'The Hunger Games' Picks Up Positive Reviews
The new film, "The Hunger Games," hit theaters Friday and , overall, critics having been giving the film positive reviews.
Moria MacDonald of The Seattle Times said that the visuals in "The Hunger Games" were striking and credited the film for managing to carefully walk "a difficult line" by telling the story of violence without glorifying it.
"'The Hunger Games' works almost better as a movie than a book," MacDonald added.
"It features a functioning creative imagination and lots of honest-to-goodness acting by its star, Jennifer Lawrence, who brings her usual toughness and emotional transparency to the archer-heroine Katniss," movie critic Amy Biancolli of The San Francisco Chronicle wrote of the film.

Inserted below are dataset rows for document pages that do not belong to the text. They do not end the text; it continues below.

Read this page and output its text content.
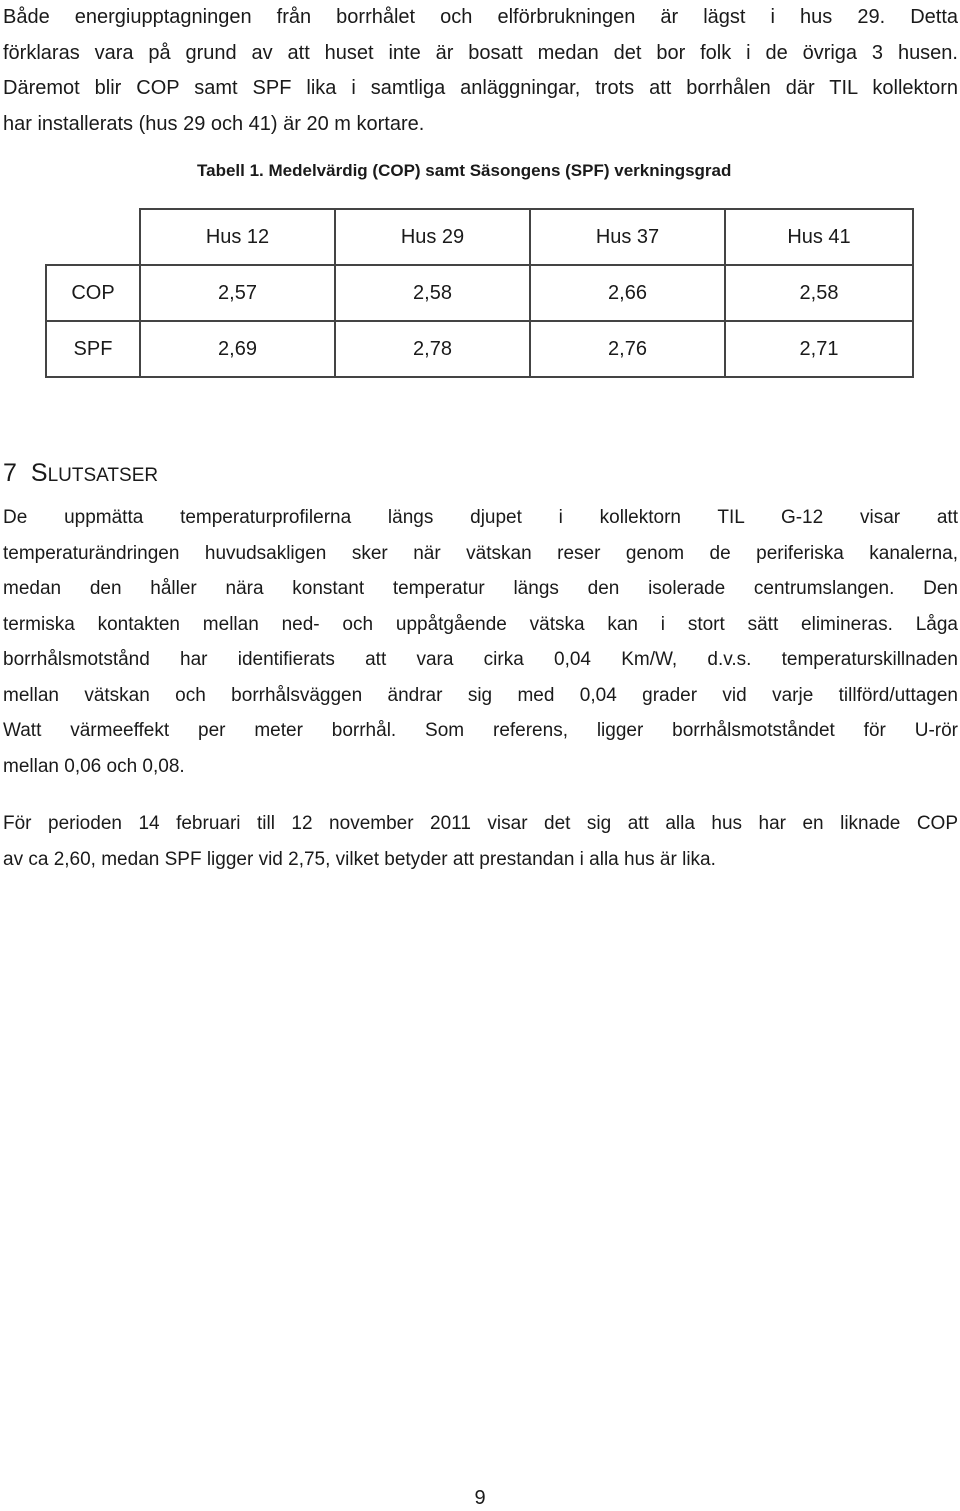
Både energiupptagningen från borrhålet och elförbrukningen är lägst i hus 29. Detta
förklaras vara på grund av att huset inte är bosatt medan det bor folk i de övriga 3 husen.
Däremot blir COP samt SPF lika i samtliga anläggningar, trots att borrhålen där TIL kollektorn
har installerats (hus 29 och 41) är 20 m kortare.
Tabell 1. Medelvärdig (COP) samt Säsongens (SPF) verkningsgrad
	Hus 12	Hus 29	Hus 37	Hus 41
COP	2,57	2,58	2,66	2,58
SPF	2,69	2,78	2,76	2,71
7 SLUTSATSER
De uppmätta temperaturprofilerna längs djupet i kollektorn TIL G-12 visar att
temperaturändringen huvudsakligen sker när vätskan reser genom de periferiska kanalerna,
medan den håller nära konstant temperatur längs den isolerade centrumslangen. Den
termiska kontakten mellan ned- och uppåtgående vätska kan i stort sätt elimineras. Låga
borrhålsmotstånd har identifierats att vara cirka 0,04 Km/W, d.v.s. temperaturskillnaden
mellan vätskan och borrhålsväggen ändrar sig med 0,04 grader vid varje tillförd/uttagen
Watt värmeeffekt per meter borrhål. Som referens, ligger borrhålsmotståndet för U-rör
mellan 0,06 och 0,08.
För perioden 14 februari till 12 november 2011 visar det sig att alla hus har en liknade COP
av ca 2,60, medan SPF ligger vid 2,75, vilket betyder att prestandan i alla hus är lika.
9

"Viewers who like a side order of political allegory with their science fiction will find much to savor here," Colin Covert of the Minneapolis Star Tribune wrote.
Many fans have also given "The Hunger Games" good reviews via social networking site Twitter.
"I just can't pick one favorite scene. I thought the whole movie was great," Twitter user @BalancingAct_ tweeted.
"Couldn't have been better.! It was amazing! I really felt it and I was so happy w/ how it was adapted," @stinemarielucas wrote.
The movie is based on the best-selling trilogy The Hunger Games, by author Suzanne Collins.
The book is set in a future North America in a place called Panem, which is ruled by a totalitarian regime. Many critics view the books as a social commentary on the atrocities of war, but also on American infatuation with reality television and conflict in general.
The young adult science-fiction novel was first published in 2006. It has sold over 800,000 copies and landed on The New York Times Best Sellers List 100 times.
Just last week, ABC Family scooped up the television rights to the film, but the network will have to wait 30 months after the film's release to air it.